Es sind Nachzügler, die als kleines Kind hierher kamen.


 


Und es sind die ersten, die die Welt in Deutschland erblickt haben.


 


 


Heute sind sie Akademiker,


Selbständige,


Facharbeiter,


Arbeitslose


und Hartz IV-Empfänger.


 


Sie gehören zu den Aufsteigern der letzten Jahrzehnten,


 


Und sie gehören aber auch zu den Verlieren, die den Anschluss verpasst haben.


 


Die Religion und die Tradition spielt in ihrem Alltag eine zum Teil besonders wichtige Rolle;


Es gibt aber auch viele unter ihnen, in deren Alltag diese Elemente kaum einen nennenswerten Platz haben.


 


Es gibt unter diesen Menschen immer noch welche, die sich weiterhin zerrissen fühlen und in diesem Lande kein Zuhause-Gefühl entwickelt haben.


Gleichzeitig begegnen wir nicht selten vielen, die längst in Deutschland angekommen sind.


Deutschland ist längst ihre Heimat geworden.


 


Wir stellen immer wieder fest:


Viele von diesen Menschen sprechen ein schlechtes oder unzureichendes Deutsch.


Wir stellen aber auch fest: viele beherrschen diese Sprache hervorragend.


 


 


Kurz:


es gibt eine große Vielfalt unter den Nachfolgegenerationen,


und ich bin fest davon überzeugt, dass diese Vielfalt und Heterogenität in den kommenden Jahren zuständig zunehmen wird.

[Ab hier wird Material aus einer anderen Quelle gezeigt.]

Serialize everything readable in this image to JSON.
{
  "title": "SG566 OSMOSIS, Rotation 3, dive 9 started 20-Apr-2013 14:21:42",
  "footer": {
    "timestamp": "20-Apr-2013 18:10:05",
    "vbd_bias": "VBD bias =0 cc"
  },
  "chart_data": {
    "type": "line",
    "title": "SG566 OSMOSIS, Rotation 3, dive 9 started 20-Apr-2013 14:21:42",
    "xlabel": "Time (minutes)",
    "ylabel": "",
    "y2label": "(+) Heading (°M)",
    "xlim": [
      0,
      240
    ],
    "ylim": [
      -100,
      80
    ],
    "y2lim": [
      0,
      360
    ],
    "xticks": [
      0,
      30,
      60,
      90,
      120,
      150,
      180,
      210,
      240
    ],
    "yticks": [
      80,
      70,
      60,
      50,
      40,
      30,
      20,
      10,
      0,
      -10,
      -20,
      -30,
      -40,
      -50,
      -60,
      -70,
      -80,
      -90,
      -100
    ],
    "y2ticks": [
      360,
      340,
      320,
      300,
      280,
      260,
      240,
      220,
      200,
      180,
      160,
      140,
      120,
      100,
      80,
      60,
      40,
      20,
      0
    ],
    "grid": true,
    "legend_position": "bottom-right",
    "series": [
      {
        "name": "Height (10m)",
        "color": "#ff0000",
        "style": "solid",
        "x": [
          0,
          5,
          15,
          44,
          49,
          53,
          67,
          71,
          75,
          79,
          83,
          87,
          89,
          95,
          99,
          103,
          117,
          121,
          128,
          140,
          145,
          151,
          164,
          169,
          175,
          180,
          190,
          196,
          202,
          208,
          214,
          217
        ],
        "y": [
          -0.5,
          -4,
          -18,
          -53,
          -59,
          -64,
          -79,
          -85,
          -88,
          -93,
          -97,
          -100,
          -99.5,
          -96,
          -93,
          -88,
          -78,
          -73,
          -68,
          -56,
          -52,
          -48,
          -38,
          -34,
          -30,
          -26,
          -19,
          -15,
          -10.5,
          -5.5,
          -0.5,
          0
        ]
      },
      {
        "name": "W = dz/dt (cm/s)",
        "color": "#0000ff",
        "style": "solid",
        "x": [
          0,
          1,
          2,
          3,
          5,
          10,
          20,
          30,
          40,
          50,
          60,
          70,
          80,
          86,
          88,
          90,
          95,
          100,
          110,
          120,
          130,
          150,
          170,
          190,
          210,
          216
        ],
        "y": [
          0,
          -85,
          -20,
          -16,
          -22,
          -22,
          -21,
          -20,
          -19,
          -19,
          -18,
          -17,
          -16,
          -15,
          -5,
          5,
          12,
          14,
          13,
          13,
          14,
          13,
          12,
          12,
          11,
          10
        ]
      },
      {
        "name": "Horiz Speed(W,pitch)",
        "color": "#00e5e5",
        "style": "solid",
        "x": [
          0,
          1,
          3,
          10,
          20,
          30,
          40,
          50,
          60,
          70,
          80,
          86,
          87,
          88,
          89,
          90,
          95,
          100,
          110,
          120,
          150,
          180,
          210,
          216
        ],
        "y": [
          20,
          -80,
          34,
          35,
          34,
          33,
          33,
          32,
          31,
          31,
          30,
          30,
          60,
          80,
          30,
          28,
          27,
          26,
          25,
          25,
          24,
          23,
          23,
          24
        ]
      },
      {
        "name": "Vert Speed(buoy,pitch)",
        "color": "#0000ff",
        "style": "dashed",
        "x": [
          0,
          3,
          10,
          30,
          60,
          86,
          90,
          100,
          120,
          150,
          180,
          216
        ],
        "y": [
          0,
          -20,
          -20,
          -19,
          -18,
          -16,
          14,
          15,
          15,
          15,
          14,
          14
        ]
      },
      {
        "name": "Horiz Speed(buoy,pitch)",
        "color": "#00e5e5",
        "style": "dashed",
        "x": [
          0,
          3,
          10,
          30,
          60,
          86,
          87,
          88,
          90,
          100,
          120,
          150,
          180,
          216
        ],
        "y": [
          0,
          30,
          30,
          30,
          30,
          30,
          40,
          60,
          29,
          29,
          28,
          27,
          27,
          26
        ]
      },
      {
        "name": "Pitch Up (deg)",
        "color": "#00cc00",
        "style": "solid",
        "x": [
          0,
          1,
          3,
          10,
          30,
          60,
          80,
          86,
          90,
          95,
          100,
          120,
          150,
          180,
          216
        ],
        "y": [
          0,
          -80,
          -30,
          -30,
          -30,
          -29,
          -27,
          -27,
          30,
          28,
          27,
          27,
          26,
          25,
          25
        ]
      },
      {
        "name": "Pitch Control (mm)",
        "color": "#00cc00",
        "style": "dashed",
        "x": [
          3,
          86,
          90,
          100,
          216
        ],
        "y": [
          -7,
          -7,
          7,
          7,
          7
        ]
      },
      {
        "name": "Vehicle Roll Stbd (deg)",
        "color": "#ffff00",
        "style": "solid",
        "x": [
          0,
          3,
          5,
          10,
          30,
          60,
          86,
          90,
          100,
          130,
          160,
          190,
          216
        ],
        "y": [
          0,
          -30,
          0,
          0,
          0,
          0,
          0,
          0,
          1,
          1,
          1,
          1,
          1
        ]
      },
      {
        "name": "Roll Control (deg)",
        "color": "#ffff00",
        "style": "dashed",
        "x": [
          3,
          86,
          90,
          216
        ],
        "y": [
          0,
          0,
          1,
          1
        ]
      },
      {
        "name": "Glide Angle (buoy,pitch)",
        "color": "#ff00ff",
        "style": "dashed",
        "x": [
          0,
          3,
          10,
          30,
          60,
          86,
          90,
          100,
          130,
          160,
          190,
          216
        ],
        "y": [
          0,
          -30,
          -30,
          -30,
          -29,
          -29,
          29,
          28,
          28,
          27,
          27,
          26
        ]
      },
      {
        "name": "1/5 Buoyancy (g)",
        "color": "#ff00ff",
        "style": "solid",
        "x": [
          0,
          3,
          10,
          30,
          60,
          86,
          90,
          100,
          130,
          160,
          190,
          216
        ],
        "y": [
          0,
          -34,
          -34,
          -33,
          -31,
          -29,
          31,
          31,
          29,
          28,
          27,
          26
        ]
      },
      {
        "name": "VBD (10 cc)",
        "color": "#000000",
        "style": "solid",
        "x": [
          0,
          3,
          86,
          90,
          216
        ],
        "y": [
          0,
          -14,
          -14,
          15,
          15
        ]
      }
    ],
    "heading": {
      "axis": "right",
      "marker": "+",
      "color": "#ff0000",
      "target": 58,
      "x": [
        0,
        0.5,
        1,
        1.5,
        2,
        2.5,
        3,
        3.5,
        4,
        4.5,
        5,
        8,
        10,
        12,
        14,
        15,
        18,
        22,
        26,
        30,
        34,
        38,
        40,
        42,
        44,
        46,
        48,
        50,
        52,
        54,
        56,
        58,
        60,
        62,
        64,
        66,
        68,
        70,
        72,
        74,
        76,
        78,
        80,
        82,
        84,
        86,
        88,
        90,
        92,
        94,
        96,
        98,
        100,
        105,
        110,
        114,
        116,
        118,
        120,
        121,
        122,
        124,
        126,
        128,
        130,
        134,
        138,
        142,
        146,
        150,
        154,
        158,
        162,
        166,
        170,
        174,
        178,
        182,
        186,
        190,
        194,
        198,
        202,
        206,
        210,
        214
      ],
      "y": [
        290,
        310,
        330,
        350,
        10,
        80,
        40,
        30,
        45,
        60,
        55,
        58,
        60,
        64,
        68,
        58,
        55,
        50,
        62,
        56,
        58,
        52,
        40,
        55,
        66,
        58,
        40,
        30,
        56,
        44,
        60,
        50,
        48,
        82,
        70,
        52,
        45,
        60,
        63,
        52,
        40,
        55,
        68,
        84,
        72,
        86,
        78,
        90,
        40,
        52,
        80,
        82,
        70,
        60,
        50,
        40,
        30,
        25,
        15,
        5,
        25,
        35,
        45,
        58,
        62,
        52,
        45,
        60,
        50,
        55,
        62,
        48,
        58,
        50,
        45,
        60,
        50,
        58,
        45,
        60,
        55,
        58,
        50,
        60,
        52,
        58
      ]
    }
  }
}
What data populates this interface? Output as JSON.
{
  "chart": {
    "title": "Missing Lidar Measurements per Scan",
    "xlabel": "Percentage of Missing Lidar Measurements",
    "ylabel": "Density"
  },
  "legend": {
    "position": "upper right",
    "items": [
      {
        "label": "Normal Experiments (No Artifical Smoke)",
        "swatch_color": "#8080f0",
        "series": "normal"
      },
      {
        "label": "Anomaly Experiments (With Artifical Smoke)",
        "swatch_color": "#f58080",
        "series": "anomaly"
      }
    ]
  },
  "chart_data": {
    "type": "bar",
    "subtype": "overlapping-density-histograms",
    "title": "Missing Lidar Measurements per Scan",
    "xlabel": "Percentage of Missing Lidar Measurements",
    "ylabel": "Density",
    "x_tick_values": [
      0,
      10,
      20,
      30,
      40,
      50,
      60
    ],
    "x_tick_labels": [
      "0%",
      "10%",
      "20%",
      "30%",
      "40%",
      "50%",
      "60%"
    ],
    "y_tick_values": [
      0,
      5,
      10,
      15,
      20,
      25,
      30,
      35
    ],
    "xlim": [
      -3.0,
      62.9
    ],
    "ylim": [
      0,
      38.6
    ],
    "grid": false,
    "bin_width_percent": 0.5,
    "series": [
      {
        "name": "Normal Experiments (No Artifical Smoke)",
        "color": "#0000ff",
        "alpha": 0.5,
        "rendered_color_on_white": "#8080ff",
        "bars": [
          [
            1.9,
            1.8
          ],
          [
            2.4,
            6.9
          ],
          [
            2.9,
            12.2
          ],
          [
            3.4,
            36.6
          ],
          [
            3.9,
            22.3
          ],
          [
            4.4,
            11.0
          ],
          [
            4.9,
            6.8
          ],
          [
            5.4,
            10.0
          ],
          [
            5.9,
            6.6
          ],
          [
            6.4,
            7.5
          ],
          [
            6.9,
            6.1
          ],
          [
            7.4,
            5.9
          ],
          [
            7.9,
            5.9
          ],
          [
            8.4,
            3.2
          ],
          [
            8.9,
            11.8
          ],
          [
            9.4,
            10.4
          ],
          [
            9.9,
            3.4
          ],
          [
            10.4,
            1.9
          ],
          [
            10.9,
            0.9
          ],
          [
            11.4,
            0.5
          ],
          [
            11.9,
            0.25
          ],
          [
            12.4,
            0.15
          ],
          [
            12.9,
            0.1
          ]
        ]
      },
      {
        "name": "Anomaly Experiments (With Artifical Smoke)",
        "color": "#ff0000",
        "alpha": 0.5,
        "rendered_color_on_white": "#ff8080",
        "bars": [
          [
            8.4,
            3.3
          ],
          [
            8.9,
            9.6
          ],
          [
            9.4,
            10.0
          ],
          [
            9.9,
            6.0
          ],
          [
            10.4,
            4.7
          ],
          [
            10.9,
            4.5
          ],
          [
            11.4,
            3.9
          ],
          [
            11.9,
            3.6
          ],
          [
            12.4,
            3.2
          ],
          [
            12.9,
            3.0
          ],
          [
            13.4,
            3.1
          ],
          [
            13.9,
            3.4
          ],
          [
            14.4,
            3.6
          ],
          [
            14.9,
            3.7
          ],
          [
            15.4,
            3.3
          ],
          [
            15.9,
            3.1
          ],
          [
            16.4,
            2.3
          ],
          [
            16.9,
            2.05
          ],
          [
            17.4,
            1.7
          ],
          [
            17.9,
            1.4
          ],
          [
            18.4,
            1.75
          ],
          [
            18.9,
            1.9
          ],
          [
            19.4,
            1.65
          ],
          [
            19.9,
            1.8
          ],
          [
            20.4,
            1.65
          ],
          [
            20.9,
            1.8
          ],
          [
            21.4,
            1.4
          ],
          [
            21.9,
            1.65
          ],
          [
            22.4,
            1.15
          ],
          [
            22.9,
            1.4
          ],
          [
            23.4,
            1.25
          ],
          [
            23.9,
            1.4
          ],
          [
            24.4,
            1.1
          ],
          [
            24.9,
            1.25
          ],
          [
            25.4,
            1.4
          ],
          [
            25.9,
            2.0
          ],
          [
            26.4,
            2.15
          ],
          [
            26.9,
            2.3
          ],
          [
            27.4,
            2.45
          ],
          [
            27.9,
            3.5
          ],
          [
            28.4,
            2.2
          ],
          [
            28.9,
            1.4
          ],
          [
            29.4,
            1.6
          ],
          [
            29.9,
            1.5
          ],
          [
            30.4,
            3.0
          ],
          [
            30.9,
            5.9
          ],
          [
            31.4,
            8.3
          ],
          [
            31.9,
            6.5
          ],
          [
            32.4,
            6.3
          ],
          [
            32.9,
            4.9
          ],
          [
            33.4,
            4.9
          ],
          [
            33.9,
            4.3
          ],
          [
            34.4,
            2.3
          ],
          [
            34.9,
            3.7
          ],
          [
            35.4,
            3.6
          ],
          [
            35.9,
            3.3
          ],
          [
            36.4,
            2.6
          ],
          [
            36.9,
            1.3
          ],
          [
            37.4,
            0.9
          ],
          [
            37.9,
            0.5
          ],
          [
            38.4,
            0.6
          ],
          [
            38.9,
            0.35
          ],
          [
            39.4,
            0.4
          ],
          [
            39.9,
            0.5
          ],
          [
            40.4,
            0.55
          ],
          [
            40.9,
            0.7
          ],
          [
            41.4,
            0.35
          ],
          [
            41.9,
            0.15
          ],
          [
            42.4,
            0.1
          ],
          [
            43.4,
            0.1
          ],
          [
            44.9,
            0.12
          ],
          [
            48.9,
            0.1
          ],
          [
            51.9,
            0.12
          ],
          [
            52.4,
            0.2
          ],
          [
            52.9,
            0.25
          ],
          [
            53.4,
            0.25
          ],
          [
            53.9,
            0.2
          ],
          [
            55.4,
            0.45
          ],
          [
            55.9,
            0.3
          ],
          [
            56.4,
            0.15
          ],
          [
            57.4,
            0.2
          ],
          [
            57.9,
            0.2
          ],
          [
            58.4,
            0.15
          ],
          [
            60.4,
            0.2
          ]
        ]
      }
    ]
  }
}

Eine vertiefte Differenzierung, sei es im Alltag, sei es in Erfolgsnuancen, wird weiter vonstatten gehen wird.


 


Diese Vielfalt ist das Ergebnis dieser 50jährigen Geschichte.


 


Sie ist längst die gelebte Gestalt in der Gegenwart.


 


Ich muss aber auch sagen, dass diese realexistierende Vielfalt


bei den Debatten wenig Beachtung findet.


Gerade die Sarrazin-Debatte ist ein Paradebeispiel dafür.


 


Natürlich müssen wir über vorhandene Probleme und Schwierigkeiten sprechen, von denen es viele gibt;


Und natürlich müssen wir an gezielten Lösungsansätzen arbeiten.


 


Wir sollten uns aber auch die historische Tatsache, wie und unter welchen Voraussetzungen diese Geschichte begann, immer wieder ins Gedächtnis rufen


 und sie uns vergegenwärtigen.


 


Erst ein solcher Vergleich zwischen dem Damals und dem Heute


macht uns das Geleistete und das Erreichte deutlich.


 


Und nicht zuletzt müssen wir,


um eine bessere Zukunft und gelungenes Miteinander zu schaffen,


konstruktive Beiträge wie die von Armin Laschet mehr würdigen


und ihnen als Denkanstöße mehr Aufmerksamkeit schenken.


 


 


In diesem Sinne bin ich überzeugt, dass die heutige Tagung 


das bis jetzt Geleistete würdigen


und die vorhandenen Probleme ernst angehen


und wertvolle Lösungsansätze entwickeln wird.


 


Denn unser gemeinsames Ziel ist ein Beitrag für eine gemeinsame Zukunft.


 


Ich danke allen Beteiligten für die Organisation


sowie allen heute anwesenden Teilnehmern


 und wünsche uns einen produktiven Austausch.


 


Vielen Dank für Ihre Aufmerksamkeit.